Assigning cell annotations to our data
Loading libraries
First, we need to load the relevant libraries.
library(SingleR)
library(celldex)
library(Seurat)
library(cowplot)
merged <- readRDS("outdir_single_cell_rna/rep135_clustered.rds")
Alternatively, we can download a copy of this rds object and then load it in.
url <- "http://genomedata.org/cri-workshop/rep135_clustered.rds"
file_name <- "rep135_clustered.rds"
file_path <- "outdir_single_cell_rna/"
download.file(url, paste(file_path, file_name, sep = ""), mode = "wb")
merged <- readRDS('outdir_single_cell_rna/rep135_clustered.rds')
Specifying which reference dataset to use
The following function provides normalized expression values of 830 microarray samples generated by ImmGen from pure populations of murine immune cells. The samples were processed and normalized as described in Aran, Looney and Liu et al. (2019), i.e., CEL files from the Gene Expression Omnibus (GEO; GSE15907 and GSE37448), were downloaded, processed, and normalized using the robust multi-array average (RMA) procedure on probe-level data. This dataset consists of 20 broad cell types (“label.main”) and 253 finely resolved cell subtypes (“label.fine”). The subtypes have also been mapped to the Cell Ontology (“label.ont”, if cell.ont is not “none”), which can be used for further programmatic queries.

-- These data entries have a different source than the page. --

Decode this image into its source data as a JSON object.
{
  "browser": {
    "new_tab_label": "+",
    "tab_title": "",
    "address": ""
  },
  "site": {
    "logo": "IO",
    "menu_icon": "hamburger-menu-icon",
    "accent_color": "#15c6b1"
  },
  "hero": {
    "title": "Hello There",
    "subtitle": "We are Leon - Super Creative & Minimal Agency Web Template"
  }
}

#cell typing with single R
#load singleR immgen reference
ref_immgen <- celldex::ImmGenData()
Calling the ImmGenData() function returns a SummarizedExperiment object containing a matrix of log-expression values with sample-level labels.
ref_immgen
#result of calling the above ref_immgen function
class: SummarizedExperiment
dim: 22134 830
metadata(0):
assays(1): logcounts
rownames(22134): Zglp1 Vmn2r65 ... Tiparp Kdm1a
rowData names(0):
colnames(830):
GSM1136119_EA07068_260297_MOGENE-1_0-ST-V1_MF.11C-11B+.LU_1.CEL
GSM1136120_EA07068_260298_MOGENE-1_0-ST-V1_MF.11C-11B+.LU_2.CEL
...
GSM920654_EA07068_201214_MOGENE-1_0-ST-V1_TGD.VG4+24ALO.E17.TH_1.CEL
GSM920655_EA07068_201215_MOGENE-1_0-ST-V1_TGD.VG4+24ALO.E17.TH_2.CEL
colData names(3): label.main label.fine label.ont
Now let’s see what each of the labels look like:
head(ref_immgen$label.main, n=10)
From the main labels, we can see that we get general cell types such as Macrophages and Monocytes.
[1] "Macrophages" "Macrophages" "Macrophages"
[4] "Macrophages" "Macrophages" "Macrophages"
[7] "Monocytes" "Monocytes" "Monocytes"
[10] "Monocytes"
head(ref_immgen$label.fine, n=10)
From the fine labels, we can see that we start to subtype the more general cell types we saw above. So rather than seeing 6 labels for Macrophages we now see specific Macrophage types such as Macrophages (MF.11C-11B+).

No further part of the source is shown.